The planned introduction of a mandatory 30-day physical residency requirement across Caribbean Citizenship by Investment (CBI) programmes has been formally delayed, extending the application of existing regulations for at least a further six months, until mid-2026.
The five Caribbean CBI jurisdictions — Antigua and Barbuda, Dominica, Grenada, Saint Kitts and Nevis, and Saint Lucia — had previously agreed to introduce a minimum residency obligation as part of a wider regional reform package. Under the proposed rule, approved applicants would be required to spend an aggregate of at least 30 days physically present in the country of passport issuance.
Implementation of this measure has now been postponed following political developments in Saint Lucia, where general elections held on December 1, 2025, resulted in the reconstitution of the National Assembly and a temporary pause in the legislative process required to bring the reforms into force.
The residency obligation forms part of the September 2025 agreement establishing the Eastern Caribbean Citizenship by Investment Regulatory Authority (ECCIRA), the region’s first unified supervisory body for CBI programmes. The ECCIRA framework was designed to introduce harmonised standards across all five jurisdictions, including enhanced due-diligence procedures, biometric data collection, mandatory interviews for CBI applicants, information-sharing mechanisms, and minimum residency requirements.
Crucially, the participating states agreed that the reforms would be implemented simultaneously, with identical legislation ratified by each national parliament. By late 2025, four of the five jurisdictions had ratified the ECCIRA agreement. Saint Lucia, however, was unable to complete ratification within the originally anticipated timeframe due to the dissolution and subsequent re-composition of its parliament following the general election.
As a result, and in line with the collective implementation commitment, progress across all five CBI jurisdictions has been temporarily paused.
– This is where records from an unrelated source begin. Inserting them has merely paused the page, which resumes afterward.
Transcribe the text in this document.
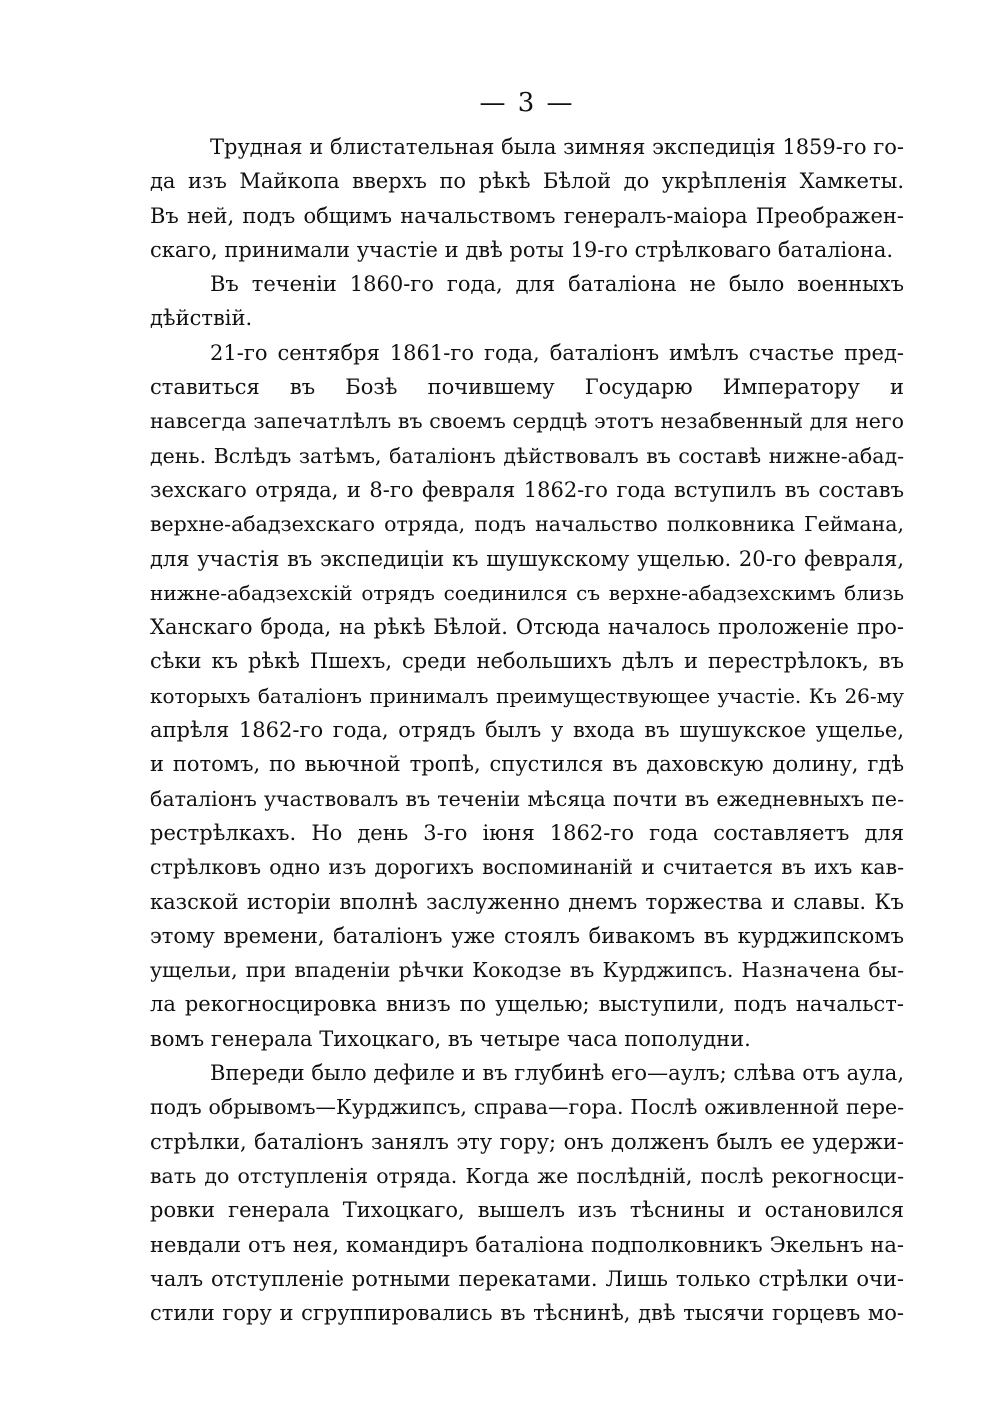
— 3 —
Трудная и блистательная была зимняя экспедиція 1859-го го-
да изъ Майкопа вверхъ по рѣкѣ Бѣлой до укрѣпленія Хамкеты.
Въ ней, подъ общимъ начальствомъ генералъ-маіора Преображен-
скаго, принимали участіе и двѣ роты 19-го стрѣлковаго баталіона.
Въ теченіи 1860-го года, для баталіона не было военныхъ
дѣйствій.
21-го сентября 1861-го года, баталіонъ имѣлъ счастье пред-
ставиться въ Бозѣ почившему Государю Императору и
навсегда запечатлѣлъ въ своемъ сердцѣ этотъ незабвенный для него
день. Вслѣдъ затѣмъ, баталіонъ дѣйствовалъ въ составѣ нижне-абад-
зехскаго отряда, и 8-го февраля 1862-го года вступилъ въ составъ
верхне-абадзехскаго отряда, подъ начальство полковника Геймана,
для участія въ экспедиціи къ шушукскому ущелью. 20-го февраля,
нижне-абадзехскій отрядъ соединился съ верхне-абадзехскимъ близь
Ханскаго брода, на рѣкѣ Бѣлой. Отсюда началось проложеніе про-
сѣки къ рѣкѣ Пшехъ, среди небольшихъ дѣлъ и перестрѣлокъ, въ
которыхъ баталіонъ принималъ преимуществующее участіе. Къ 26-му
апрѣля 1862-го года, отрядъ былъ у входа въ шушукское ущелье,
и потомъ, по вьючной тропѣ, спустился въ даховскую долину, гдѣ
баталіонъ участвовалъ въ теченіи мѣсяца почти въ ежедневныхъ пе-
рестрѣлкахъ. Но день 3-го іюня 1862-го года составляетъ для
стрѣлковъ одно изъ дорогихъ воспоминаній и считается въ ихъ кав-
казской исторіи вполнѣ заслуженно днемъ торжества и славы. Къ
этому времени, баталіонъ уже стоялъ бивакомъ въ курджипскомъ
ущельи, при впаденіи рѣчки Кокодзе въ Курджипсъ. Назначена бы-
ла рекогносцировка внизъ по ущелью; выступили, подъ начальст-
вомъ генерала Тихоцкаго, въ четыре часа пополудни.
Впереди было дефиле и въ глубинѣ его—аулъ; слѣва отъ аула,
подъ обрывомъ—Курджипсъ, справа—гора. Послѣ оживленной пере-
стрѣлки, баталіонъ занялъ эту гору; онъ долженъ былъ ее удержи-
вать до отступленія отряда. Когда же послѣдній, послѣ рекогносци-
ровки генерала Тихоцкаго, вышелъ изъ тѣснины и остановился
невдали отъ нея, командиръ баталіона подполковникъ Экельнъ на-
чалъ отступленіе ротными перекатами. Лишь только стрѣлки очи-
стили гору и сгруппировались въ тѣснинѣ, двѣ тысячи горцевъ мо-
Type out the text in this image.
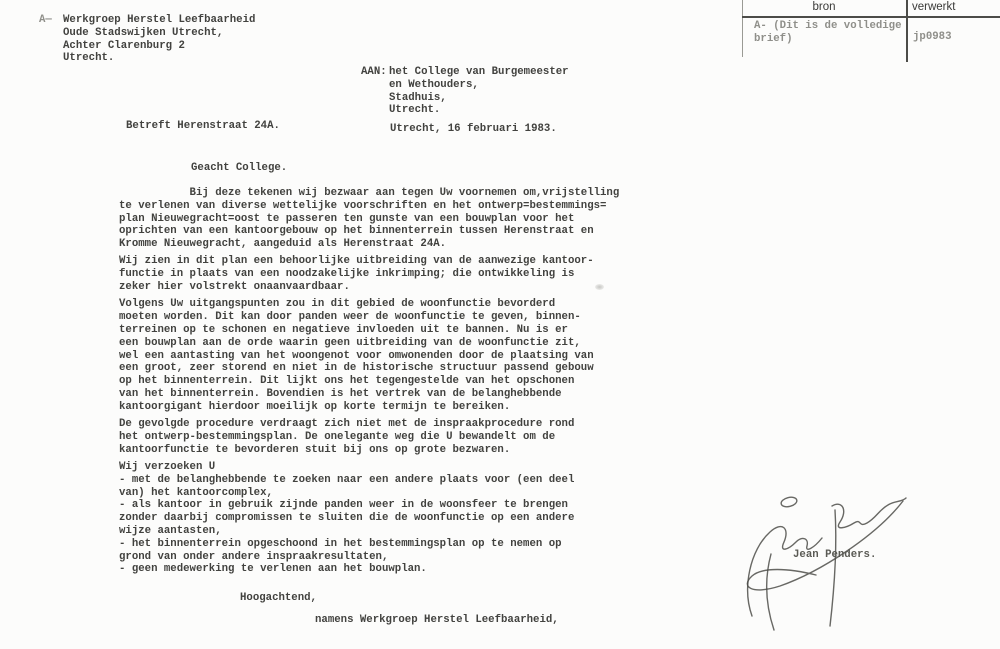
A— Werkgroep Herstel Leefbaarheid
Oude Stadswijken Utrecht,
Achter Clarenburg 2
Utrecht.
bron	verwerkt
A- (Dit is de volledige
brief)	jp0983
AAN: het College van Burgemeester
en Wethouders,
Stadhuis,
Utrecht.
Betreft Herenstraat 24A.	Utrecht, 16 februari 1983.
Geacht College.
Bij deze tekenen wij bezwaar aan tegen Uw voornemen om,vrijstelling
te verlenen van diverse wettelijke voorschriften en het ontwerp=bestemmings=
plan Nieuwegracht=oost te passeren ten gunste van een bouwplan voor het
oprichten van een kantoorgebouw op het binnenterrein tussen Herenstraat en
Kromme Nieuwegracht, aangeduid als Herenstraat 24A.
Wij zien in dit plan een behoorlijke uitbreiding van de aanwezige kantoor-
functie in plaats van een noodzakelijke inkrimping; die ontwikkeling is
zeker hier volstrekt onaanvaardbaar.
Volgens Uw uitgangspunten zou in dit gebied de woonfunctie bevorderd
moeten worden. Dit kan door panden weer de woonfunctie te geven, binnen-
terreinen op te schonen en negatieve invloeden uit te bannen. Nu is er
een bouwplan aan de orde waarin geen uitbreiding van de woonfunctie zit,
wel een aantasting van het woongenot voor omwonenden door de plaatsing van
een groot, zeer storend en niet in de historische structuur passend gebouw
op het binnenterrein. Dit lijkt ons het tegengestelde van het opschonen
van het binnenterrein. Bovendien is het vertrek van de belanghebbende
kantoorgigant hierdoor moeilijk op korte termijn te bereiken.
De gevolgde procedure verdraagt zich niet met de inspraakprocedure rond
het ontwerp-bestemmingsplan. De onelegante weg die U bewandelt om de
kantoorfunctie te bevorderen stuit bij ons op grote bezwaren.
Wij verzoeken U
- met de belanghebbende te zoeken naar een andere plaats voor (een deel
van) het kantoorcomplex,
- als kantoor in gebruik zijnde panden weer in de woonsfeer te brengen
zonder daarbij compromissen te sluiten die de woonfunctie op een andere
wijze aantasten,
- het binnenterrein opgeschoond in het bestemmingsplan op te nemen op
grond van onder andere inspraakresultaten,
- geen medewerking te verlenen aan het bouwplan.
Hoogachtend,
namens Werkgroep Herstel Leefbaarheid,
Jean Penders.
Until Saint Lucia completes ratification, the residency requirement cannot be enforced in any of the participating countries.
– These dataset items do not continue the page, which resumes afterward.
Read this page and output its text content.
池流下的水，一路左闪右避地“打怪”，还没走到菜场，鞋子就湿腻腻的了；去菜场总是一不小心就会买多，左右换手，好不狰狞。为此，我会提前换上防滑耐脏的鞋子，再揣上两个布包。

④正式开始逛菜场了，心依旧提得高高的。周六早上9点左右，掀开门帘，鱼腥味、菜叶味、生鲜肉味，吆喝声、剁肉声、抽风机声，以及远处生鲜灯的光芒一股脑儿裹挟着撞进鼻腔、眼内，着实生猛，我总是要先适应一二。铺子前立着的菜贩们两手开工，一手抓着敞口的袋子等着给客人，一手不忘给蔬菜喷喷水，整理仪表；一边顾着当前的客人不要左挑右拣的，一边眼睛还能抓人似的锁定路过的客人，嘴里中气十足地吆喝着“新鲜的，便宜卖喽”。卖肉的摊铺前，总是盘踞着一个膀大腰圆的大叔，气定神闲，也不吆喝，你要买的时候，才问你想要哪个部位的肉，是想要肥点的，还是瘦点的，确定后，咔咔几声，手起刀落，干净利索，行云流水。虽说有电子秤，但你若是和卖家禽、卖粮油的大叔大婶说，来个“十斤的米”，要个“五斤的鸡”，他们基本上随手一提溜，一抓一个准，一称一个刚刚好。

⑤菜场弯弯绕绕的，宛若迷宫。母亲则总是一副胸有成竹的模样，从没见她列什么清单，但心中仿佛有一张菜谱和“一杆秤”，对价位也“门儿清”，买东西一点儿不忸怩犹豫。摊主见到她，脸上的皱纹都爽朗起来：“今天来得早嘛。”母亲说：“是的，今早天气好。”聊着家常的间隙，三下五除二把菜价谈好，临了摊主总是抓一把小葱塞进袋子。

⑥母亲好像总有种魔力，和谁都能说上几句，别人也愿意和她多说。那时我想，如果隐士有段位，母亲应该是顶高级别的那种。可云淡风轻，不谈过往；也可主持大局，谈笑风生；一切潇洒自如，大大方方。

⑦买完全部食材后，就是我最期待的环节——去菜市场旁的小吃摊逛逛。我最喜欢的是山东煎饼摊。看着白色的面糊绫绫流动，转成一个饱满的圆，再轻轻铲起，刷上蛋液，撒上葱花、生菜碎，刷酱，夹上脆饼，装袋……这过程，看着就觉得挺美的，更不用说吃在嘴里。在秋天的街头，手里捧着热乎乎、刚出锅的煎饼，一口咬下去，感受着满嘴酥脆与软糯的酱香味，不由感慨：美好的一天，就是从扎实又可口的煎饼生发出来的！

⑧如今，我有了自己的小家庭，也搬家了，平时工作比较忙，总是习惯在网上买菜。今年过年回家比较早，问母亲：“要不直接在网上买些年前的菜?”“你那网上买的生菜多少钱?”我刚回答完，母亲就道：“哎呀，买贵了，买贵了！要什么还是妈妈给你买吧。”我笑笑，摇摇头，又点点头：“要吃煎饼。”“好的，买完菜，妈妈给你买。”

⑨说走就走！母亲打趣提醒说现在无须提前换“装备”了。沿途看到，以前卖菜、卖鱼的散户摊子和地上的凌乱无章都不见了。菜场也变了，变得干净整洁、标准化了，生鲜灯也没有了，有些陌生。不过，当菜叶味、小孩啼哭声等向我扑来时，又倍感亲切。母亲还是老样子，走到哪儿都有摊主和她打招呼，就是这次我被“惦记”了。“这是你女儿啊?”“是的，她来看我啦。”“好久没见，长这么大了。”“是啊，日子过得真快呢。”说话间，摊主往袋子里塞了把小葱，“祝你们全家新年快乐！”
Current indications suggest that this delay will extend the application of existing CBI regulations, which do not require physical presence, for a minimum of six additional months.
For applicants currently considering Caribbean economic citizenship programmes, the postponement creates a clearly defined transitional window. During this period, applications may continue to be submitted and processed under the current regulatory framework, without any mandatory residency obligation.
Importantly, the proposed residency requirement is not expected to apply retroactively. Applicants who secure approval before the formal implementation of the new rules are not anticipated to be subject to future physical-presence requirements.
The reforms underpinning ECCIRA were developed following sustained dialogue with international partners, including the United States, the United Kingdom, and the European Union, all of which have called for greater transparency, harmonisation, and enhanced security safeguards within CBI programmes. The creation of ECCIRA represents a structural response to these concerns and is intended to reinforce the long-term credibility of Caribbean economic citizenship schemes.
Once Saint Lucia completes the ratification process, the ECCIRA agreement is expected to enter into force, followed by coordinated implementation across all five jurisdictions. Detailed administrative guidelines and enforcement timelines are likely to be clarified closer to that stage. Based on current regulatory discussions, passports issued to successful CBI applicants are expected to carry an initial validity of five years, with renewal contingent upon the holder demonstrating an aggregate physical presence of at least 30 days in the country of citizenship.
Until then, the Caribbean CBI landscape remains unchanged, offering applicants a limited but valuable opportunity to proceed under existing rules before the next phase of regulatory reform takes effect.
Disclaimer: This article is provided for general informational purposes only and does not constitute legal, tax, or investment advice. Citizenship by Investment regulations, eligibility criteria, and implementation timelines may vary by jurisdiction and are subject to change. Prospective applicants are strongly advised to seek professional, jurisdiction-specific advice before making any decisions in order to ensure compliance with applicable laws and to avoid potential delays or complications in the application process.